Just a few years ago there was a debate over energy policy that included the phrase “drill, baby, drill.” The belief was that if drilling for oil in the U.S. increases so would oil production and gasoline prices would decline.
President Obama, however, did not believe that more drilling and production of oil would have any impact on the price of gasoline. He said that proponents of “drill, baby, drill” could not achieve the goal of driving down gasoline prices to $2.
He said the “three-point plan for $2 gas: Step one is drill, step two is drill, and step three is keeping drilling” would not work.
He went on to say that “the American people aren’t stupid. They know that’s not a plan.”
Well, crude oil production has increased dramatically, and crude oil prices have declined to less than $2 per gallon before taxes.
Crude oil futures for September delivery on the NYMEX closed at $49.59 on Wednesday, and gasoline closed at $1.6448 per gallon.
Oil inventories in the US fell by 1.5 million barrels in the week to July 28th, according to the Energy Information Administration (EIA).
The report also showed estimated weekly gasoline demand at a record high 9.842 million barrels.
Distillate demand is 14.5 percent higher than during the same period last year.
Oil prices came under pressure last week on news top oil producing countries may be boosting output. OPEC oil output rose in July to a 2017 high, a recent survey found, led by a further recovery in supply from Libya, one of the countries exempt from a production-cutting deal. Iran’s oil exports also increased.
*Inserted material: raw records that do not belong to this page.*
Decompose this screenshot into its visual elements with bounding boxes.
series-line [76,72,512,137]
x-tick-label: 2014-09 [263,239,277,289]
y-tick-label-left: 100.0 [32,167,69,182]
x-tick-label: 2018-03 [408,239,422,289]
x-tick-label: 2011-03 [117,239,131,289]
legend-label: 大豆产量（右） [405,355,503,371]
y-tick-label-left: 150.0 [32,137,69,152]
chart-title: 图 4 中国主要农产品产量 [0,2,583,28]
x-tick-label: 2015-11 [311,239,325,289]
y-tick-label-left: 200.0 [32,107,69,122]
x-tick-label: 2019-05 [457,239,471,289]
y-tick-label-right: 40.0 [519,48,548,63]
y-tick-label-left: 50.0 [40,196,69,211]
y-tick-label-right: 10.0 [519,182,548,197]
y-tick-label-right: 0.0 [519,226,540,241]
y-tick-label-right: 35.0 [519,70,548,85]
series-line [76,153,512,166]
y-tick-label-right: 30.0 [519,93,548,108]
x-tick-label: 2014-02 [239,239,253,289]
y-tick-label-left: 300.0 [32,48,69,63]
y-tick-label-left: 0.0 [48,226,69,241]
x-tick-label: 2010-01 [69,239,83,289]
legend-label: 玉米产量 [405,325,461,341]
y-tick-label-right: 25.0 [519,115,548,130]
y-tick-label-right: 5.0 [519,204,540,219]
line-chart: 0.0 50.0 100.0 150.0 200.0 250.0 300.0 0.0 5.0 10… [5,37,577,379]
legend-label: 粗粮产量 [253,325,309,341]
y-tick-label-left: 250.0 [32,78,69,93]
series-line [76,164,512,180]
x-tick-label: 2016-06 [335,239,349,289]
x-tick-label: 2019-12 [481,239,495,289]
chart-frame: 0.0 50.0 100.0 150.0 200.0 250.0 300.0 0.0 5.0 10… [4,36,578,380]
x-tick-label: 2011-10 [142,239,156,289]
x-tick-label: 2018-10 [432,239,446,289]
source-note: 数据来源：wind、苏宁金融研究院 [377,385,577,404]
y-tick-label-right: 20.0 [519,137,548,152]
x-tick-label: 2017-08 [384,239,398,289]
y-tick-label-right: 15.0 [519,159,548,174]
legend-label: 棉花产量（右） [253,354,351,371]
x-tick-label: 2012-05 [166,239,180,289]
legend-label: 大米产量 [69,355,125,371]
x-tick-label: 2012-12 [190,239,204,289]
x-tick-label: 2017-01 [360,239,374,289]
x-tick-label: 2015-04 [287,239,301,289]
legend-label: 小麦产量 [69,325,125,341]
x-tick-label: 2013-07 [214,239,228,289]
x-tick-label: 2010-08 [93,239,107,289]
Russia’s oil output stood at 10.95 million bpd in July, unchanged for a third month and in line with its pledge to curb production, government data showed on Wednesday.
EIA projects U.S. oil production will average almost 10 billion barrels a day in 2018, which would beat the previous record of 9.6 billion in 1970.
Whether or not you are an advocate of the “drill, baby, drill” plan, the fact remains that the increase in drilling and oil production has created an oversupply of petroleum, which has caused gasoline prices to drop below $2.